Hugo de Brito Machado Segundo é mestre e doutor em Direito. Membro do Instituto Cearense de Estudos Tributários (ICET) e do Instituto Brasileiro de Direito Tributário (IBDT). Professor da Faculdade de Direito da UFC e do Centro Universitário Christus. Visiting Scholar da Wirtschaftsuniversität, Viena, Áustria.
Foto: Marcello Casal JrAgência Brasil
Foram muitas modificações no processo administrativo tributário com o propósito de aumentar arrecadação
A legislação do processo administrativo tributário do Estado do Ceará foi recentemente alterada (Lei 18.185/2022), com o propósito declarado de propiciar, entre outros objetivos, aumento da arrecadação.
Foram muitas modificações. Cada uma, vista isoladamente, pode não parecer tão problemática. Vistas em conjunto, contudo, criam um quadro preocupante e inconstitucional.
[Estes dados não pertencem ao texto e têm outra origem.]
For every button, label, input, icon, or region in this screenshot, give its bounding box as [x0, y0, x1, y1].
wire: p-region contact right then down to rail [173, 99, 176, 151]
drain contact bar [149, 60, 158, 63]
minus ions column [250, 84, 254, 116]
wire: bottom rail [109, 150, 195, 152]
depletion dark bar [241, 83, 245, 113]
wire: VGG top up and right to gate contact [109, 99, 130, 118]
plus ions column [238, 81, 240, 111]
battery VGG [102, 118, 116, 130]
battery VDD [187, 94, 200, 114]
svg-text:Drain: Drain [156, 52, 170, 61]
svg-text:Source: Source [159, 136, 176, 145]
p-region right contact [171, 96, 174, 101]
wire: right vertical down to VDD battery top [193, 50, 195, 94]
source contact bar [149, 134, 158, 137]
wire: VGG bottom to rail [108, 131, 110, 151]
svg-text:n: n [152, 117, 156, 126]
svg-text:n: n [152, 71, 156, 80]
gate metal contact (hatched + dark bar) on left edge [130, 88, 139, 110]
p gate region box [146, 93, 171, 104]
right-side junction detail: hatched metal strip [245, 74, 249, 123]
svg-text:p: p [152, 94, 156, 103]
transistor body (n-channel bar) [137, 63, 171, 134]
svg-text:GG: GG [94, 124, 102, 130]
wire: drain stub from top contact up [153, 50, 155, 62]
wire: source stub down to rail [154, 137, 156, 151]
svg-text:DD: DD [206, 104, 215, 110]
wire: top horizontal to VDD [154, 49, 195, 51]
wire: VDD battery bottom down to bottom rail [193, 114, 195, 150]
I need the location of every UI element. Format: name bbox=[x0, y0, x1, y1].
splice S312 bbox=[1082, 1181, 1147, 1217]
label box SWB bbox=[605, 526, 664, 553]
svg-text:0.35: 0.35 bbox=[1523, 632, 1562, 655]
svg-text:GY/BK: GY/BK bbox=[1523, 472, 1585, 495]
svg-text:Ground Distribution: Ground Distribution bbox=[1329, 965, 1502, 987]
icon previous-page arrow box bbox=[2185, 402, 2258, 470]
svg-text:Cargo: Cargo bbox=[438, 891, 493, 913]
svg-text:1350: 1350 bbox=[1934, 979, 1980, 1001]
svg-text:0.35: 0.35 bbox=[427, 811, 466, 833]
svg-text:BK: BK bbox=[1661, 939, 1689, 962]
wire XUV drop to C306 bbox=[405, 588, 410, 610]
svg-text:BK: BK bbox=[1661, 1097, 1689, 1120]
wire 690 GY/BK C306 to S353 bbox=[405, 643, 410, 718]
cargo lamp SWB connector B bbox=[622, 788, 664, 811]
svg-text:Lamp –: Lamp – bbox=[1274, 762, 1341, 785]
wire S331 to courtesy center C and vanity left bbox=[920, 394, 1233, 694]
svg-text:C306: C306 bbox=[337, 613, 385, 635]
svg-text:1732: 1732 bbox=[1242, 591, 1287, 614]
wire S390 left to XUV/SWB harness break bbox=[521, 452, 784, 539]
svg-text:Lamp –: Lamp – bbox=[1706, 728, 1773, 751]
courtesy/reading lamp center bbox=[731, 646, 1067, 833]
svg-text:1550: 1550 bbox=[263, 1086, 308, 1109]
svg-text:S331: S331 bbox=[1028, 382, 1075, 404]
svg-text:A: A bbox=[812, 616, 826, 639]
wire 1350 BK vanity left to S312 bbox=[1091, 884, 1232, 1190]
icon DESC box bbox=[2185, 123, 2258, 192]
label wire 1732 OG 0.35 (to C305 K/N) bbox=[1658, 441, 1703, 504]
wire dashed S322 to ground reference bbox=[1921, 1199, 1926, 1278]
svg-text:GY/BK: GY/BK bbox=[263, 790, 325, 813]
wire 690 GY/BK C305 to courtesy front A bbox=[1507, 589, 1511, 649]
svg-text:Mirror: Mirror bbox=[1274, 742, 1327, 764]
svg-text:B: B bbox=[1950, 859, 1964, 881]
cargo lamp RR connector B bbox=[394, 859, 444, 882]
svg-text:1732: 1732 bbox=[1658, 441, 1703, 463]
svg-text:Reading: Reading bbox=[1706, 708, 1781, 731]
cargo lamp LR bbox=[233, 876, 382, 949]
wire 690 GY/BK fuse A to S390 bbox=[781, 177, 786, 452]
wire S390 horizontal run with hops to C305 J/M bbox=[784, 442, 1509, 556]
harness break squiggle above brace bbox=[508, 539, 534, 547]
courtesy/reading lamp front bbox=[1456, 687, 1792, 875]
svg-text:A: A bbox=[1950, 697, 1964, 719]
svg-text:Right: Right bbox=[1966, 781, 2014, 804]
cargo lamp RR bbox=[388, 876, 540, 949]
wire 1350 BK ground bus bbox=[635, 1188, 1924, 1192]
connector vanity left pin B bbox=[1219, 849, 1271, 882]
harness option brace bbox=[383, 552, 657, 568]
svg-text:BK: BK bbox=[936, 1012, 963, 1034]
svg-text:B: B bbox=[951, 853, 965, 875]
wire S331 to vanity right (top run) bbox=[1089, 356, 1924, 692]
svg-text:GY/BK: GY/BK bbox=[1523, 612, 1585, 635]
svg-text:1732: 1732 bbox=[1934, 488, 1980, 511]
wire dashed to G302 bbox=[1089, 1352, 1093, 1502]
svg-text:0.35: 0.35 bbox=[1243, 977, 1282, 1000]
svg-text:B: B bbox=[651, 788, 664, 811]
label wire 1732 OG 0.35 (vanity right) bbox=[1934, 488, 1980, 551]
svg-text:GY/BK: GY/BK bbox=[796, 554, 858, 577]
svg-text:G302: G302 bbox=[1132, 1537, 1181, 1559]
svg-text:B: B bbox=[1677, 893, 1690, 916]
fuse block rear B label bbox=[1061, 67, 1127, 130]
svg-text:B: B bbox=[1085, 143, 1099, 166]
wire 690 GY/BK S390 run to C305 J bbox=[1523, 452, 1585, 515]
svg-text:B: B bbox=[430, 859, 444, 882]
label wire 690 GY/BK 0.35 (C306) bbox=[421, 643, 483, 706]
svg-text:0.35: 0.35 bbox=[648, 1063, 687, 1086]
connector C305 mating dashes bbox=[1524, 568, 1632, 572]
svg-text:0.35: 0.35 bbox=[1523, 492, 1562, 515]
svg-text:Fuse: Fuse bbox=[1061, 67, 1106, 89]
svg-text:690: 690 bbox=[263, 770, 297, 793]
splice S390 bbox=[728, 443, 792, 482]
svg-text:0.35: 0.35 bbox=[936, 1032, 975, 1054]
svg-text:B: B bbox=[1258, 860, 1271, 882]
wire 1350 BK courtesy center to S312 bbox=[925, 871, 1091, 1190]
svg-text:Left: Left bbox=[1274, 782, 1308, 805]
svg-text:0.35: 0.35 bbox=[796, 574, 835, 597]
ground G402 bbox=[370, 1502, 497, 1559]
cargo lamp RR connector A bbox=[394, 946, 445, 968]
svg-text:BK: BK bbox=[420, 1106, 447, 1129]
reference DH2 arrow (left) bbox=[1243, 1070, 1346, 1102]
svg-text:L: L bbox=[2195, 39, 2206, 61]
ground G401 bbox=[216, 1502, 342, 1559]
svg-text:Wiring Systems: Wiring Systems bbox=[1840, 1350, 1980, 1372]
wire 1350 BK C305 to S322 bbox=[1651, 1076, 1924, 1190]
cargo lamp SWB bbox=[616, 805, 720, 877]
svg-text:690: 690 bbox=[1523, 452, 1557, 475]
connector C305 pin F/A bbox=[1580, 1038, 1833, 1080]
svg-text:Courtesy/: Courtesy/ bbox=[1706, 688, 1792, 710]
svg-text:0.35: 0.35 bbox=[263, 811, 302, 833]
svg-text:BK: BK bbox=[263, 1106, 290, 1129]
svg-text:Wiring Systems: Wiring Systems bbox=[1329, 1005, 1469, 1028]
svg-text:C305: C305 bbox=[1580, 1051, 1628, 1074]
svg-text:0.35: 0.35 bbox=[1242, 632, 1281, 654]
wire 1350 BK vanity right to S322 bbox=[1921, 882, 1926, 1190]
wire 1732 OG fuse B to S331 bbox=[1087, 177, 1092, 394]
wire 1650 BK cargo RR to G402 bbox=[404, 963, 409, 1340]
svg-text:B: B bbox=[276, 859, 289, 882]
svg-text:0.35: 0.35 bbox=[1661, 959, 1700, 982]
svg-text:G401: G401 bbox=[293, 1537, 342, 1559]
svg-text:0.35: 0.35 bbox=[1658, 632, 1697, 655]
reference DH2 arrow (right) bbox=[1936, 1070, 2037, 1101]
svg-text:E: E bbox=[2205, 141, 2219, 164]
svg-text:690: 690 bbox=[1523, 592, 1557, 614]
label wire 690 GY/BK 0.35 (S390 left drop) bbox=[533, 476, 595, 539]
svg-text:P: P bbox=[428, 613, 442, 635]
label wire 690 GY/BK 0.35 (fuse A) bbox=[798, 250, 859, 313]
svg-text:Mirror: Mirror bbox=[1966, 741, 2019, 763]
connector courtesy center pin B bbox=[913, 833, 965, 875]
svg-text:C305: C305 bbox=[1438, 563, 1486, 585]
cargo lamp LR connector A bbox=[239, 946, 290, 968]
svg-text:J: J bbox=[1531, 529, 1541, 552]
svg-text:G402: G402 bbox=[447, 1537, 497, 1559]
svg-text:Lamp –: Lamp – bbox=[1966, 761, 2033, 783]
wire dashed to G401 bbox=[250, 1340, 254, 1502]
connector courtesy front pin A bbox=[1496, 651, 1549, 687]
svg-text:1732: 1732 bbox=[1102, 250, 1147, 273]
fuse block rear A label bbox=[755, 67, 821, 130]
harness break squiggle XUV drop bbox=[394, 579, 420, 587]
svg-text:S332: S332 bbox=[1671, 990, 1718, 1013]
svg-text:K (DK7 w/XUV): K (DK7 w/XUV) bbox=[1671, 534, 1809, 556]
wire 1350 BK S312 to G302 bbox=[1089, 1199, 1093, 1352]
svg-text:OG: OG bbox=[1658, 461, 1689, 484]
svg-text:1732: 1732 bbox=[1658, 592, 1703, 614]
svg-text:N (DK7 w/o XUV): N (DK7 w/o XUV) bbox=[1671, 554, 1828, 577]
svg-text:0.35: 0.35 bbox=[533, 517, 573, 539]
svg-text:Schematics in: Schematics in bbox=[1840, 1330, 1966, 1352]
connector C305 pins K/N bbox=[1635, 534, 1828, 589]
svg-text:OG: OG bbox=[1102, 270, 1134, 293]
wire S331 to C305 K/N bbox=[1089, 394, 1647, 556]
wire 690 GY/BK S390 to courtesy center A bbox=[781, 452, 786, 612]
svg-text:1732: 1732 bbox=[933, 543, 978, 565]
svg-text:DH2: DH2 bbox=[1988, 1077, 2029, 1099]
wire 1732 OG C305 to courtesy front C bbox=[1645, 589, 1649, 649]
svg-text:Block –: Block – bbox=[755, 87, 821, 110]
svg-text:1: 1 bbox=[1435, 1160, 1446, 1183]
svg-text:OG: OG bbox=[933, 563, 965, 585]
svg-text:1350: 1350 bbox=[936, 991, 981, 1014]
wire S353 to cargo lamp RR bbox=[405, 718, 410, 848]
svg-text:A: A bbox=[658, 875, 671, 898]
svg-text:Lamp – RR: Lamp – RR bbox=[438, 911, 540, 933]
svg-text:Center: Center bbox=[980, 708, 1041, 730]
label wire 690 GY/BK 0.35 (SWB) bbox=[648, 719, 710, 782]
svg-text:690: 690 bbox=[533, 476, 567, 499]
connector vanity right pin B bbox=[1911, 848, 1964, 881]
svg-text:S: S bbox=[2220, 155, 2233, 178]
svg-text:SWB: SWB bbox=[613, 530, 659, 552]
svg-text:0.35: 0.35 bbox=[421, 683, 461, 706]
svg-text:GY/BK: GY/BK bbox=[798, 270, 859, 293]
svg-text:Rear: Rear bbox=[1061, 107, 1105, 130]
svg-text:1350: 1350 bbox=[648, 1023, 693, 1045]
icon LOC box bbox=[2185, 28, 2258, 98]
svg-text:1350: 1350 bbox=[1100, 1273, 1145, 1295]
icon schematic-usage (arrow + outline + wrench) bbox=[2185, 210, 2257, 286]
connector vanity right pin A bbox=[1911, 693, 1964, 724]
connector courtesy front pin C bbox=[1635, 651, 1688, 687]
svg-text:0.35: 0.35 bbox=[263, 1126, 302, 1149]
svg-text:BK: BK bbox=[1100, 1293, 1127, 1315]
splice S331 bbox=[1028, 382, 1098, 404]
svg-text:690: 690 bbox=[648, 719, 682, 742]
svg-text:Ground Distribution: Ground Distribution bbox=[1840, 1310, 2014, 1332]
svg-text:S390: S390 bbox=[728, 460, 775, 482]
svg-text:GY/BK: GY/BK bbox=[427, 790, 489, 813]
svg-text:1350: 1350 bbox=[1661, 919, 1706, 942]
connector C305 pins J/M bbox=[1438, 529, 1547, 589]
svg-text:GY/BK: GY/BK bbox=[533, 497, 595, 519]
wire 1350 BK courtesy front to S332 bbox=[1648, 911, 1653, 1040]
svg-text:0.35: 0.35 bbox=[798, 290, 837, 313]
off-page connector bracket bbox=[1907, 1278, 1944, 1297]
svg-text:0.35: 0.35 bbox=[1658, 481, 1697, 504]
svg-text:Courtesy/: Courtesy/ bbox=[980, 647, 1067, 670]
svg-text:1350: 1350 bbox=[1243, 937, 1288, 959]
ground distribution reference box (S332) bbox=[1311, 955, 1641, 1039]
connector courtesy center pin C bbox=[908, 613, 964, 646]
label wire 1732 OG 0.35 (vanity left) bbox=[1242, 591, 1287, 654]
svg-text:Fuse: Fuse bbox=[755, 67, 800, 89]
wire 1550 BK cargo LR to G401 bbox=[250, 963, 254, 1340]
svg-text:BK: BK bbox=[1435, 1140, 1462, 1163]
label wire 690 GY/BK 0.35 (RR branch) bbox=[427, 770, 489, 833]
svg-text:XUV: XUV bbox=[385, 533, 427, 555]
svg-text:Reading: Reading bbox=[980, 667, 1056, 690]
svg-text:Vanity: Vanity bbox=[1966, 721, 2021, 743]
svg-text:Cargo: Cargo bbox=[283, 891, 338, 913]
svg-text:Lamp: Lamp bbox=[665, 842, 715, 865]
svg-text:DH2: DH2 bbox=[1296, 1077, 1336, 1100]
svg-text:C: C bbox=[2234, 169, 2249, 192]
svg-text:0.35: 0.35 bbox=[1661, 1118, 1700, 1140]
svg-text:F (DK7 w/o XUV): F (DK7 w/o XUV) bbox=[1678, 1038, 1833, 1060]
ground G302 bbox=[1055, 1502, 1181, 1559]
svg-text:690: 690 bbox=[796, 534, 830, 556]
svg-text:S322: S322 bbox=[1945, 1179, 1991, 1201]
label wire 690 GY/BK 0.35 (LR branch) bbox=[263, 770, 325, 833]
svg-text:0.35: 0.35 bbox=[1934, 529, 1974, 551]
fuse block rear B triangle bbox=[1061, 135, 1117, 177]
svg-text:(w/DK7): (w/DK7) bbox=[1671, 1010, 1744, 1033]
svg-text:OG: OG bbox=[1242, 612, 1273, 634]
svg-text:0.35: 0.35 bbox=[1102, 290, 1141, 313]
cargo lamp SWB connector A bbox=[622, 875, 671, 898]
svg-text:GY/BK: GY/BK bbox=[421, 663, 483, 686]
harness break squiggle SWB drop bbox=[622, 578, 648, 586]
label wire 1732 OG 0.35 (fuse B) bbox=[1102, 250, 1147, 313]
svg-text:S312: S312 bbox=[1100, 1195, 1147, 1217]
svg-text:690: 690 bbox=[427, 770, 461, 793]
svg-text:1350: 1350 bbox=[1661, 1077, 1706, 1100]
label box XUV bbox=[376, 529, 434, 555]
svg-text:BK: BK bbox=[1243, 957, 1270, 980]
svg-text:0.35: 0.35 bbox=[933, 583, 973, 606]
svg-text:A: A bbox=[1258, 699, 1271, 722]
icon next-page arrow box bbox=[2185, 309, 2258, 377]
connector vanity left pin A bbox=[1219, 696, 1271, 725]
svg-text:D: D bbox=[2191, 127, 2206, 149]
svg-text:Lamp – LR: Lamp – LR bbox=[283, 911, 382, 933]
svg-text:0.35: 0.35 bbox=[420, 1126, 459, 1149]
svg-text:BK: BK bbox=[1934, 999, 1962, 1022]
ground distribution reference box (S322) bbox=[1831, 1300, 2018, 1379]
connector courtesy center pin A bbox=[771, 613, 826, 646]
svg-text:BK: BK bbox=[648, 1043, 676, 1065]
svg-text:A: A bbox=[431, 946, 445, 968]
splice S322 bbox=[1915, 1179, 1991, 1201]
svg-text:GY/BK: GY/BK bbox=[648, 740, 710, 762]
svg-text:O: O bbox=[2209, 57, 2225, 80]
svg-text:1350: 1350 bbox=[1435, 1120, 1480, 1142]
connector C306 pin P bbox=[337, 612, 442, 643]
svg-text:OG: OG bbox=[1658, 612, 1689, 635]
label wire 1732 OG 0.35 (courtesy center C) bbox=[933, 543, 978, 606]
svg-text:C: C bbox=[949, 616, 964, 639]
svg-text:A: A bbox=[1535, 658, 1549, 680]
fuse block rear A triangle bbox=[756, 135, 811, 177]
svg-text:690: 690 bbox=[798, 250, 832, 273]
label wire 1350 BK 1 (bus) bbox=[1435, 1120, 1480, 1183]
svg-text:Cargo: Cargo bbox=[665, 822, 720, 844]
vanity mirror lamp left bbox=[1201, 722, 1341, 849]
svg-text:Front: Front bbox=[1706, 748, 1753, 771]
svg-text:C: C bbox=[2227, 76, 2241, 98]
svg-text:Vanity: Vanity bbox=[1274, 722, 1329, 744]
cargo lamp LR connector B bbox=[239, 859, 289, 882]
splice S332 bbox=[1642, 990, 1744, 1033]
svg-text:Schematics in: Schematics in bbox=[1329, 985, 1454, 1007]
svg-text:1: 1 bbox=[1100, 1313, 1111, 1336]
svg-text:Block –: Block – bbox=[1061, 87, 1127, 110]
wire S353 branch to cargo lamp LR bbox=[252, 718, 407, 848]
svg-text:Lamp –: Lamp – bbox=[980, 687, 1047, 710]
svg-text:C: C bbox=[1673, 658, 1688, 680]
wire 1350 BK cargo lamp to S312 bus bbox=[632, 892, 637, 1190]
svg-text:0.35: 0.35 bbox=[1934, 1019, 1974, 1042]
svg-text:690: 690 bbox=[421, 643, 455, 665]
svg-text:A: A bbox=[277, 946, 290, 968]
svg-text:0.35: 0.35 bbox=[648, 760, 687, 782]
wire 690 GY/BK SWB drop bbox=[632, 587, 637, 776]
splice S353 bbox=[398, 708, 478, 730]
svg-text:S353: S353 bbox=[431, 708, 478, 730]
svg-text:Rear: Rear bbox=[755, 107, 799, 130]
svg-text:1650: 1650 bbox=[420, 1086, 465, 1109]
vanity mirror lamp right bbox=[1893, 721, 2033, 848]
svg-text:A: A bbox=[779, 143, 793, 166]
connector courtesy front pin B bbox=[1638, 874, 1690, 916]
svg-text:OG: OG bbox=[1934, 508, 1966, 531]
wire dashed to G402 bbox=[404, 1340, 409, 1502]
A finalidade do processo administrativo, e dos órgãos que realizam o julgamento a respeito da validade de cobranças feitas pelo Estado, é realizar um controle interno da legalidade dessas cobranças.
Verificar se estão de acordo com a lei. Isso porque os agentes fiscais, como qualquer outro ser humano, erram.
Inclusive quando calculam e cobram tributos. É um equívoco de base, portanto, alterar o processo em que se faz esse controle, com a finalidade declarada de aumentar a arrecadação.
Reduziu-se, por exemplo, o prazo para a defesa do contribuinte. O pretexto foi tornar o processo mais rápido.
Não se sabe, contudo, como um encurtamento de apenas alguns dias pode acelerar um processo que normalmente dura vários anos; principalmente porque a lei alterou também os prazos da Fazenda, mas para duplicá-los!
O verdadeiro motivo é claro: cercear o direito daquele que, recebendo um auto de infração complexo e volumoso, tem pouco tempo para compreendê-lo, contratar um defensor e juntar as provas necessárias à defesa.
E por falar em provas, também a possibilidade de que sejam produzidas foi sensivelmente amesquinhada, como se o interesse em descobrir a verdade não fosse também do Fisco: conhecer os fatos é essencial à correta aplicação da lei, não devendo ser visto como um favor feito ao contribuinte.
Enfim, o direito de quem se defende falar por último nas sessões de julgamento, a possibilidade de se aprovarem súmulas desrespeitando a paritariedade e o entendimento do próprio contencioso e do Judiciário, a realização de perícias pelos mesmos auditores que levaram a efeito o lançamento e não têm assim o distanciamento necessário, as mudanças foram muitas; reunidas empobrecem bastante o controle da legalidade dos lançamentos tributários por parte do Contencioso da Sefaz/CE.
Examiná-las todas não se comportaria nos limites deste artigo, mas não posso deixar de fazer aqui duas considerações.
Uma maior arrecadação, às custas da supressão do direito de defesa, e do direito ao esclarecimento da verdade, ofende o Estado de Direito.
Reduzir a capacidade do contencioso administrativo de controlar cobranças indevidas deveria ser visto como negativo pela própria Fazenda, se esta tivesse preocupação com o Direito, e não só com o dinheiro, até porque muitas dessas questões, não solucionadas administrativamente, terminarão sendo levadas ao Judiciário, com aumento de custos (inclusive sucumbenciais) para todos.
Finalmente, o Estado do Ceará tem hoje como governador, chefe máximo do Executivo (e de toda a Fazenda) um ilustre advogado, filiado à Ordem dos Advogados do Brasil, além de a Ordem ter assento, com voz e voto, nas deliberações do contencioso administrativo.
Não poderia haver cenário institucional mais propício, caso se queira, para o restabelecimento do respeito ao Direito, ao qual toda arrecadação, em um País civilizado, se deve submeter.